Rethinking innovation policy in India: Amplifying spillovers through contracting-out

R. A. Mashelkar, Ajay Shah and Susan Thomas review India’s innovation policy since independence:

At independence, India committed itself fully to foster, promote and sustain the creation of science and scientific research in all aspects. In this paper, we present first principles reasoning on the case for state action, and the optimal mechanisms for using taxpayer resources, to fulfill this commitment. We argue in favour of a reorientation of public spending on innovation: away from building vertical government organisations, and in favour of a contracting-out strategy. Such a strategy would induce knowledge and capabilities in the society, and through this, induce greater gains for the people of India. We present a preliminary sketch of the path to implementation.

Broad lessons:

What has changed today, compared with 1958, is the level of capability in the society – outside the state – that can now be harnessed. The market failure is most directly addressed when public expenditures are delivered into the society: into the high-spillover sites of universities (public and private) and private firms.

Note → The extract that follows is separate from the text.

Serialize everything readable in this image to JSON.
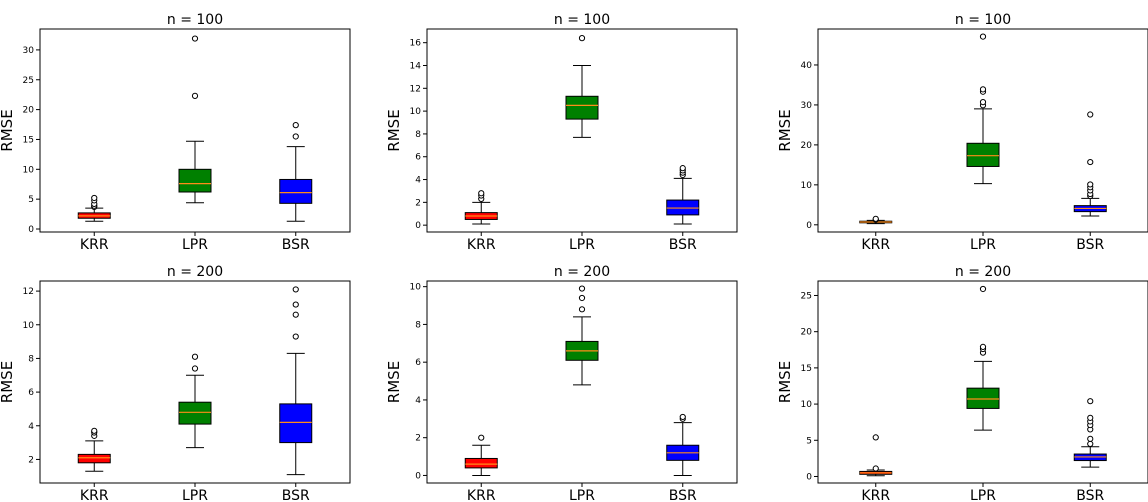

While there has been a recognition of these issues in India for some time, there has been a gap in knowledge about the mechanisms of policy reform. Many thinkers and policy makers have been daunted by the problems of mindset, fear of allegations and controversies, and the deficiencies of the invisible infrastructure in the Indian institutional environment. All too often, policy thinking in India engages in a ‘great man theory’ where the solution to a stated problem lies in recruitment of the right people. In this paper, we have undertaken a root cause analysis and have identified the legal texts that require changes. In this paper, we have proposed the ‘drafting instructions’ which can then be turned into precise drafts of legal texts through specialised legal drafting projects.18

A change in course is feasible, and over a decade it can induce considerable gains for innovation policy in India. Our calculations involving expenditure have been conservative in assuming that the values from the past (3% real growth in government r&d expenses) will play out into the future: no acceleration in the growth rate of government expenses on innovation are called for.